Here’s why a job in banking is for you, even if you have absolutely no interest in finance
Because we can’t all be whiz kids at Excel
The idea of a banking internship can be overwhelming – we know they are prestigious, but it seems like they’re exclusively for maths and economics students, or people who actually use the iPhone stocks app.
But is that really the case? We spoke to three people at Lloyds Banking Group about why you don’t need a finance degree, and why working for a bank isn’t all ISAs, spreadsheets and reading the FT.
Computer Science and Business Management, University of Glasgow
I interned with LBG in the summer between third and fourth year on the Transformation Internship, and joined the Graduate Leadership Programme after uni – now I’m managing IT Projects on this scheme.
I hadn’t considered banking until halfway through uni – I initially wanted to be an IT programmer, but after taking business modules at uni, I realised I could combine the two. A role in banking on the IT side combined these two fields I really liked.
I expected the role would be technical rather than financial, which was true; having a degree in finance isn’t essential. You can learn most things on the job anyway because LBG is great with helping our development. It’s important to chase opportunities that are right for you, not ones you feel limited to because of your degree.
I was attracted to LBG by the work the organisation does to help people and businesses. I’m constantly impressed by the amount of volunteering and fundraising opportunities available. LBG’s working environment and the work-life balance are also things I like most about the organisation.
Catherine, Retail Customer Products
Human Geography, University of Southampton
I’m on the Retail Customer Products Graduate Leadership Programme. My current placement in the Customer Propositions team is creative and strategic. We come up with and refine ideas for new innovations to help our customers.
I did a module in Retail Geography at uni – I was interested in supply chain management and helping customers, but thought it was limited to shops. It was only when I talked to people about internships that banking came up.
I’d never considered banking because I’d assumed it was all about numbers – I didn’t appreciate the diversity of roles available. I also loved the challenge of learning about a new industry. I really, really enjoy it – it’s not what I expected at all.
You definitely don’t need a finance degree to work in banking, and depending on the programme you choose, you won’t be stuck working with financial spreadsheets. It’s only one strand of the wider organisation, and finance isn’t the be-all and end-all – it’s more about the skills and values you have as an individual. If you’ve got the appetite to learn, you can pick anything up.
My job is people-facing, not just sitting on Excel all day. I love that customers are at the centre of our thinking. It’s really rewarding to create a product that helps people day-to-day and to be able to say “that exists because of the work I did”.
Leigh, Head of Group Digital Inclusion
Business Studies, Birmingham City University
When I graduated, I used my degree to help set up a charity promoting inclusion in tech.
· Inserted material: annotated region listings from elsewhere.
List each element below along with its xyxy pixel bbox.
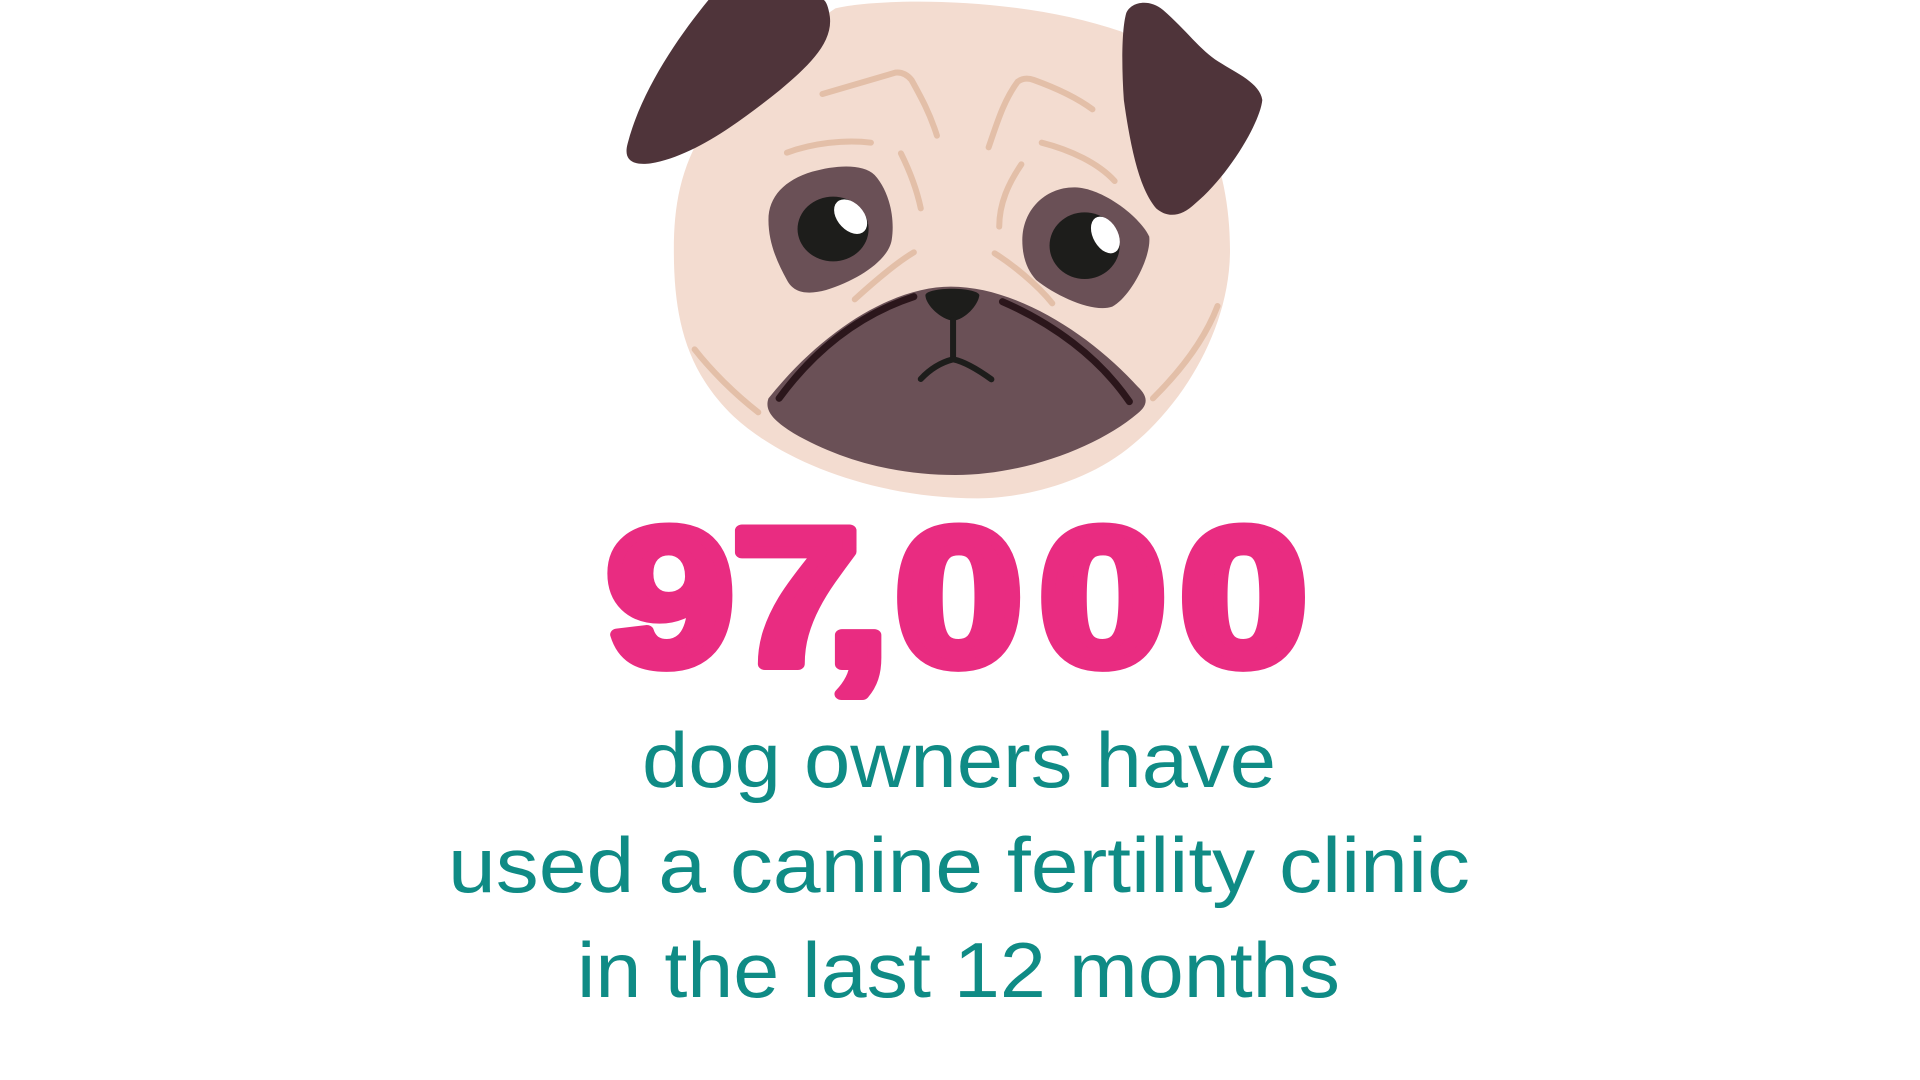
big number: 97,000 bbox=[607, 488, 1307, 705]
icon: sad pug face bbox=[627, 0, 1262, 498]
pug head bbox=[674, 2, 1230, 498]
right ear bbox=[1122, 3, 1262, 215]
caption line 1: dog owners have bbox=[642, 716, 1276, 804]
forehead and cheek wrinkles bbox=[695, 73, 1218, 412]
caption text bbox=[448, 716, 1470, 1014]
right eye bbox=[1022, 187, 1149, 308]
caption line 2: used a canine fertility clinic bbox=[448, 821, 1470, 909]
left ear bbox=[627, 0, 830, 164]
muzzle bbox=[767, 287, 1146, 475]
caption line 3: in the last 12 months bbox=[577, 926, 1340, 1014]
left eye bbox=[768, 166, 893, 293]
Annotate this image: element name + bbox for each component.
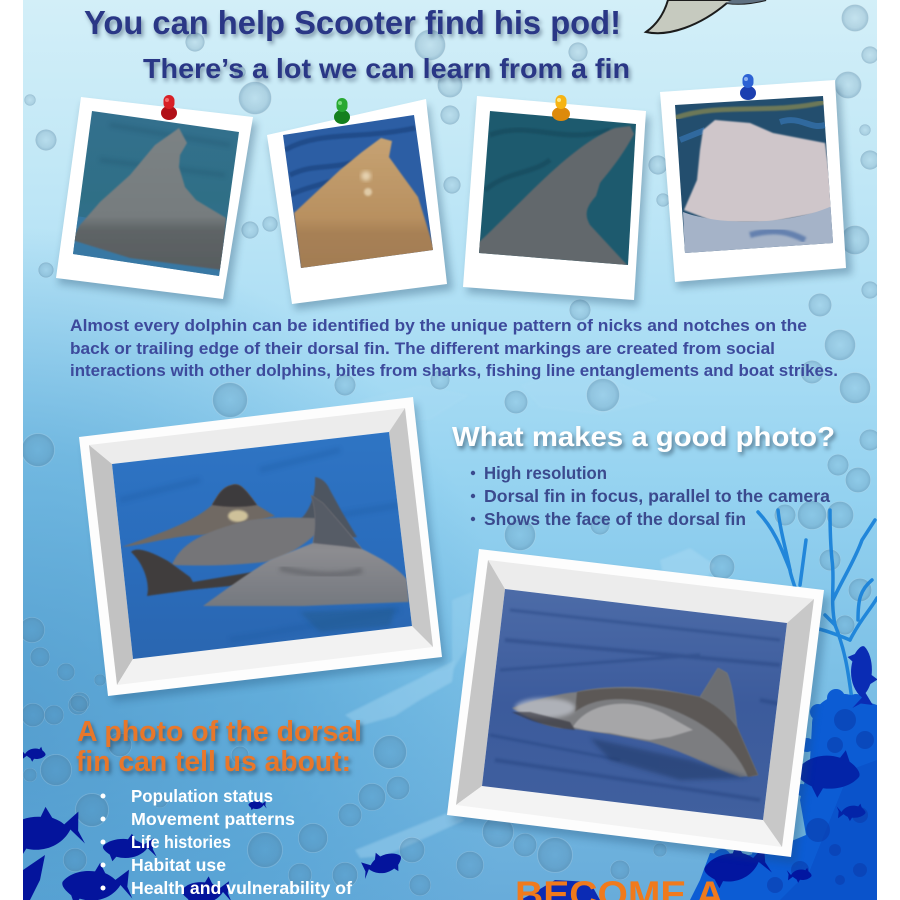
subtitle: There’s a lot we can learn from a fin [143, 53, 630, 84]
dolphin: mother [512, 668, 758, 777]
splash [515, 698, 575, 718]
icon: yellow pin [552, 95, 570, 121]
dorsal fin [684, 120, 834, 222]
fish group [3, 646, 878, 900]
dolphin: middle [300, 477, 357, 540]
icon: fish right side [800, 750, 860, 798]
framed photo: group of dolphins [79, 397, 446, 702]
list: what a photo tells us [100, 786, 352, 898]
heading: what a dorsal fin photo tells us: fin can tell us about: [76, 746, 351, 778]
dorsal fin [294, 138, 435, 270]
dolphin: back [122, 484, 275, 547]
heading: what a dorsal fin photo tells us [76, 716, 362, 778]
list: good photo criteria: High resolution [484, 463, 607, 483]
polaroid: fin photo 1 [56, 97, 257, 305]
icon: blue pin [740, 74, 756, 100]
dolphin: calf [573, 704, 693, 740]
icon: fish left side [21, 747, 46, 762]
paragraph: dorsal fin identification: Almost every dolphin can be identified by the unique pattern of nicks and notches on the [70, 317, 807, 335]
list: what a photo tells us: Life histories [131, 832, 231, 852]
dorsal fin [72, 128, 226, 270]
paragraph: dorsal fin identification: interactions with other dolphins, bites from sharks, fishing line entanglements and boat strikes. [70, 362, 838, 380]
framed photo: mother and calf [447, 549, 830, 864]
list: what a photo tells us: Population status [131, 786, 273, 806]
list: good photo criteria: Dorsal fin in focus, parallel to the camera [484, 486, 830, 506]
heading: what makes a good photo: What makes a good photo? [452, 421, 835, 452]
title: You can help Scooter find his pod! [84, 4, 621, 41]
icon: dolphin tail [646, 0, 766, 33]
list: good photo criteria: Shows the face of the dorsal fin [484, 509, 746, 529]
list: what a photo tells us: Habitat use [131, 855, 226, 875]
icon: green pin [334, 98, 350, 124]
dorsal fin [478, 126, 634, 266]
list: what a photo tells us: Health and vulnerability of [131, 878, 352, 898]
list: good photo criteria [471, 463, 830, 529]
polaroid: fin photo 2 [267, 99, 453, 310]
coral branches [758, 510, 877, 700]
light water splashes [346, 549, 714, 858]
list: what a photo tells us: Movement patterns [131, 809, 295, 829]
dolphin: left fin [131, 550, 253, 596]
polaroid: fin photo 4 [660, 80, 852, 288]
paragraph: dorsal fin identification [70, 317, 838, 380]
coral reef [690, 689, 877, 900]
paragraph: dorsal fin identification: back or trailing edge of their dorsal fin. The different markings are created from social [70, 340, 775, 358]
polaroid: fin photo 3 [463, 96, 650, 306]
dolphin: front [203, 495, 409, 606]
heading: what a dorsal fin photo tells us: A photo of the dorsal [77, 716, 362, 748]
icon: red pin [161, 95, 177, 120]
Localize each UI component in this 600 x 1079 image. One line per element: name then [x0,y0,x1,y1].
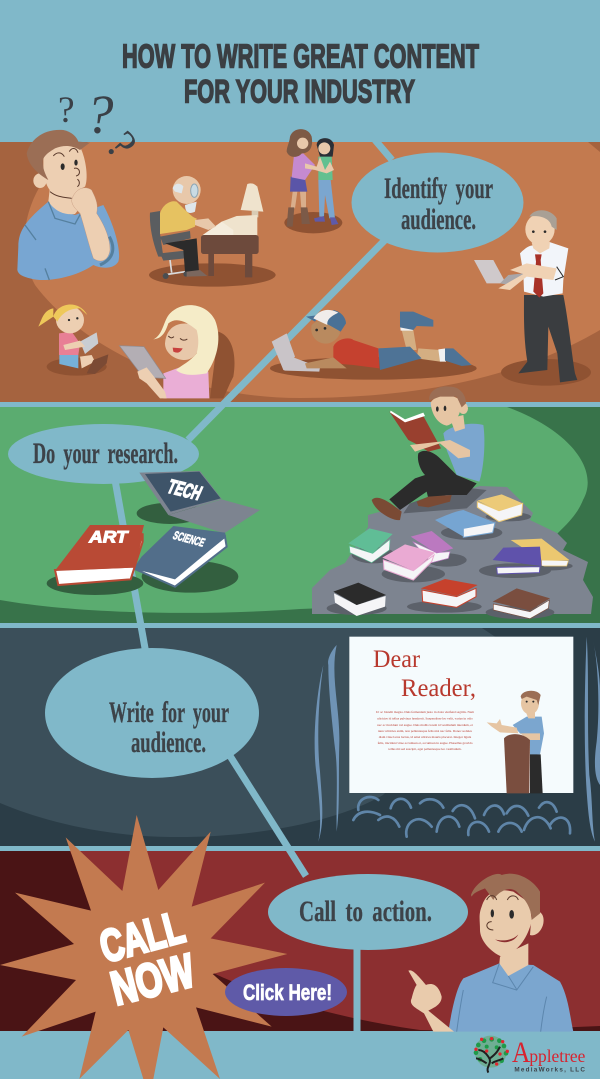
starburst: call now [0,815,287,1079]
question marks: ? [96,123,146,167]
question marks [58,84,146,167]
connecting path line [115,140,392,1031]
group: laptop and subject books [47,471,260,595]
book: green [348,528,395,563]
boy lying with laptop [270,310,477,380]
laptop labelled tech [139,471,260,533]
art book: ART [88,528,130,547]
rock pile [312,486,593,614]
science book [133,526,227,587]
logo wordmark: A [512,1036,531,1069]
book: brown [486,588,554,619]
speech bubble: write for your audience: Write for your [109,696,229,729]
button: click here [225,968,347,1016]
logo wordmark: ppletree [529,1046,585,1066]
starburst: call now: NOW [106,944,200,1016]
businessman with laptop [474,210,591,386]
title [122,38,479,110]
group: thinking man, old man, girl and woman [17,84,276,398]
logo: appletree mediaworks [474,1036,585,1073]
projection screen [349,637,573,793]
logo wordmark [512,1036,585,1073]
letter on screen: nunc ultricies enim, non pellentesque felis nisi nec felis. Donec sodales [378,729,473,734]
button: click here: Click Here! [243,980,332,1005]
audience silhouettes [353,797,570,837]
panel: audience background [0,142,600,402]
panel: call to action background [0,851,600,1031]
group: cinema scene [315,637,600,842]
reading boy [372,386,487,520]
curtains [315,637,600,842]
question marks: ? [86,84,114,145]
speech bubble: write for your audience: audience. [131,726,206,759]
starburst: call now: CALL [94,901,190,972]
title: FOR YOUR INDUSTRY [184,74,415,110]
speech bubble: identify your audience: Identify your [384,172,493,205]
book: gold [511,539,573,571]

I moved to Lloyds Banking Group because I felt I could be more impactful here than at a charity, due to the bank’s nation-wide community reach.
I expected LBG to be all finance, black suits and marble floors, but it feels more like working for a tech company like Google or Facebook. We’ve also got LBG’s 320 year heritage – I’m part of something that’s had a positive impact for generations.
You can go into any career at a bank like LBG – whether it be marketing, digital, or branch – you really don’t need a degree in finance or economics.
The main thing is mindset; making sure you’re open to learning and agile thinking, being passionate about inclusivity and wanting to make a difference. There are also loads of opportunities to move internally, so you’re encouraged to apply, whatever your interests.